After the smoke-filled secret meeting, the new standard goes out. And all the teams can tell their minor players & coaches, their minor fans, the small towns losing a tenant in their little stadiums, etc.: “Sorry folks. MLB decided. We tried to save the Bumfuck Mudhens, but they just wouldn’t listen. So the Mudhens are closing forever effective now.” Then they laugh all the way to the bank.
This, for sure. Players who have any kind of real chance of making it to the majors are going to be spending most of their minor-league time in the “high minors” (AAA and AA); if a prospect spends more than a season in A ball, he’s unlikely to ever make it, barring some sort of breakthrough (e.g., he finally figures out how to throw a good curveball).
Most of the affiliated minor-league teams which are losing their affiliations are A level; MLB teams have, in the past, typically had one AAA affiliate, one AA affiliate, and a bunch of A affiliates.

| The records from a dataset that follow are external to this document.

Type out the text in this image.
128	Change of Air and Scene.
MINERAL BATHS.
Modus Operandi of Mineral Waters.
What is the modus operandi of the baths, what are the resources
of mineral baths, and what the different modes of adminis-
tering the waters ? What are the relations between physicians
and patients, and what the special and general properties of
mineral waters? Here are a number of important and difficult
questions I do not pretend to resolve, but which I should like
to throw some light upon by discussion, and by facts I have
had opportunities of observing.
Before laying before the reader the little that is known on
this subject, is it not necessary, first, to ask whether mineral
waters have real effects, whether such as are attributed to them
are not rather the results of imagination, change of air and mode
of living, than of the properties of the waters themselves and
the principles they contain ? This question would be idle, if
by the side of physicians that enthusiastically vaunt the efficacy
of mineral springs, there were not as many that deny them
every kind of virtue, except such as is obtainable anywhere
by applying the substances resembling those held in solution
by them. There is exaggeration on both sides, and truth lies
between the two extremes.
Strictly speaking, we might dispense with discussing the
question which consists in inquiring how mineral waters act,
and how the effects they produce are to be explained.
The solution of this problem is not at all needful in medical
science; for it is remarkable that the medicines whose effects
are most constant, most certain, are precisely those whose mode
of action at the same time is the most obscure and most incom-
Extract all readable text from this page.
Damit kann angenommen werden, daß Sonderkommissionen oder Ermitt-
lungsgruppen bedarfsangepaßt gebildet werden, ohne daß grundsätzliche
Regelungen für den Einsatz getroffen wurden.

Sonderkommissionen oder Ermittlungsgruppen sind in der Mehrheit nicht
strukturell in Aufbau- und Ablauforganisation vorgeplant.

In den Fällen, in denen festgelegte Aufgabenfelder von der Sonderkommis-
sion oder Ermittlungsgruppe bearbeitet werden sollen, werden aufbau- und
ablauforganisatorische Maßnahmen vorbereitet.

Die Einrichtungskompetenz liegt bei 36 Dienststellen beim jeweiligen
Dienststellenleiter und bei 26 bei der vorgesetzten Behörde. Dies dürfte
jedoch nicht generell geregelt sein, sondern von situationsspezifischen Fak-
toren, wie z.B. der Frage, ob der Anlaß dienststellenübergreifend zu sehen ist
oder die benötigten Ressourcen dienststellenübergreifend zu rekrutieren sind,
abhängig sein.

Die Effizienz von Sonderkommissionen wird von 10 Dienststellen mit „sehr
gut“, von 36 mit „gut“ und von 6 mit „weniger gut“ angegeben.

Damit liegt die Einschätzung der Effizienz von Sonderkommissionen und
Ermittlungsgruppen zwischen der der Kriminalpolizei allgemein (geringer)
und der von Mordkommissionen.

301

The new plan gives each MLB team the same number of affiliates (one AAA, one AA, one “high A,” and one “low A”).
I suppose a MLB team does NOT have to have minor league teams at every level but for practical purposes, they all do. In the old system, I’ve wondered myself why bother with the lower levels such as the short-season A class (now gone it seems).
But as mentioned, money has a lot to do with it, streamlining and reorganization another. The pandemic surely played a small role.
One other thing is that some independent leagues are now MLB partners. Now, there are players teams can buy without having to maintain a minor league infrastructure and thus saving money. However, how much money are they really saving? It’s not like those lower level leagues were costing that much. What this new arrangement might provide is a higher talent level throughout the minors and independent leagues.
The minor leagues and how MLB uses them, as well as independent leagues which I’m counting foreign leagues in there too, has evolved in the last 100+ years, more like 150 really. This is just another step in that evolution and not even a big one in my opinion, there’s been bigger ones than this.